Printing type in colour; CMYK vs Pantone/Spot colour printing

cmyk vs pantone type printing

I recently began a job for a client, designing a brochure for a retirement village which was to be printed in CMYK. Everything was going fine then someone said it… brown text.

While very accurate, printers are not 100% perfect. Depending on the circumstances, there is the potential for a small amount of misregistration between the 4 layers of ink in process (CMYK) printing. For printing reasonable size body copy and headings this isn’t an issue, but for fine serifs and smaller text there is the potential for a few problems.

Printing is really no different to mixing colour in any situation. Whether its mixing paint for your office, or combining the light in your home projector. Creating brown (and other colours of course, but we’ll stick to brown type for this example) requires up to 4 colours to be mixed. In the example above you would be looking at 42 cyan, 70 magenta, 97 yellow and 49 black.

The above mock-up is a reasonably accurate example of the possible perils of printing full colour type at smaller sizes, compared to the drama free printing of using a spot colour.

A spot colour is single coloured ink applied to the paper in 1 pass.

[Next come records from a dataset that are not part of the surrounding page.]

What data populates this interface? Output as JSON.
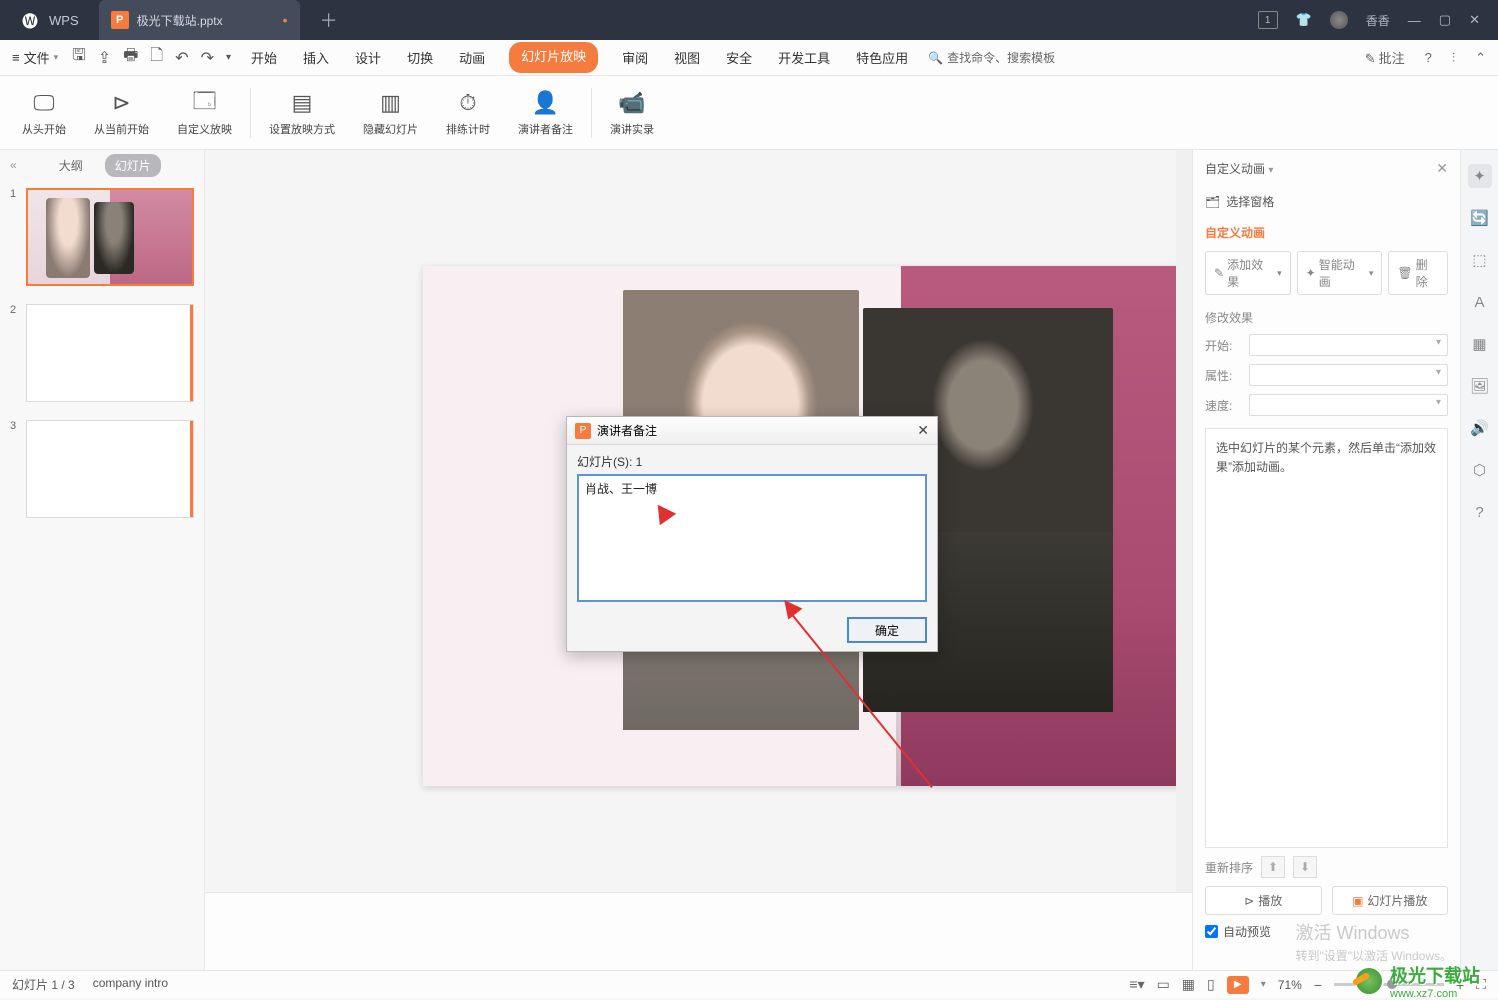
{
  "titlebar": {
    "app": "WPS",
    "tab_name": "极光下载站.pptx",
    "username": "香香"
  },
  "menubar": {
    "file": "文件",
    "tabs": [
      "开始",
      "插入",
      "设计",
      "切换",
      "动画",
      "幻灯片放映",
      "审阅",
      "视图",
      "安全",
      "开发工具",
      "特色应用"
    ],
    "active_index": 5,
    "search_placeholder": "查找命令、搜索模板",
    "approval": "批注"
  },
  "ribbon": {
    "items": [
      {
        "label": "从头开始"
      },
      {
        "label": "从当前开始"
      },
      {
        "label": "自定义放映"
      },
      {
        "label": "设置放映方式"
      },
      {
        "label": "隐藏幻灯片"
      },
      {
        "label": "排练计时"
      },
      {
        "label": "演讲者备注"
      },
      {
        "label": "演讲实录"
      }
    ]
  },
  "thumb": {
    "tab_outline": "大纲",
    "tab_slides": "幻灯片",
    "slides": [
      1,
      2,
      3
    ]
  },
  "dialog": {
    "title": "演讲者备注",
    "slide_label": "幻灯片(S): 1",
    "text": "肖战、王一博",
    "ok": "确定"
  },
  "rpanel": {
    "title": "自定义动画",
    "select_pane": "选择窗格",
    "section": "自定义动画",
    "btn_add": "添加效果",
    "btn_smart": "智能动画",
    "btn_delete": "删除",
    "modify_label": "修改效果",
    "row_start": "开始:",
    "row_prop": "属性:",
    "row_speed": "速度:",
    "hint": "选中幻灯片的某个元素，然后单击“添加效果”添加动画。",
    "reorder": "重新排序",
    "btn_play": "播放",
    "btn_slideshow": "幻灯片播放",
    "auto_preview": "自动预览"
  },
  "status": {
    "slide_info": "幻灯片 1 / 3",
    "template": "company intro",
    "zoom": "71%"
  },
  "watermark": {
    "activate": "激活 Windows",
    "activate_sub": "转到\"设置\"以激活 Windows。",
    "brand": "极光下载站",
    "url": "www.xz7.com"
  }
}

Obviously when ink is applied to the paper in a single pass there can be no misregistration. The result is crisp, clean edged type with no halos or irregularities.

When printing body copy, using a single ink is usually ideal, black obviously being the standard choice for most applications in CMYK printing. If particularly small coloured type is required however, using a spot / Pantone colour may be preferable, if not essential, to maintain standards of quality.

It simply looks better.

A spot colour will add an additional cost to your design project, but you can’t argue with the result.

2 thoughts on “Printing type in colour; CMYK vs Pantone/Spot colour printing”

  1. Hi Maggie,

    Trapping is only possible when printing text against a colour background, where the types edges can be overlapped onto the background.

    When you’re printing text onto plain white stock, there obviously isn’t anything to overlap with.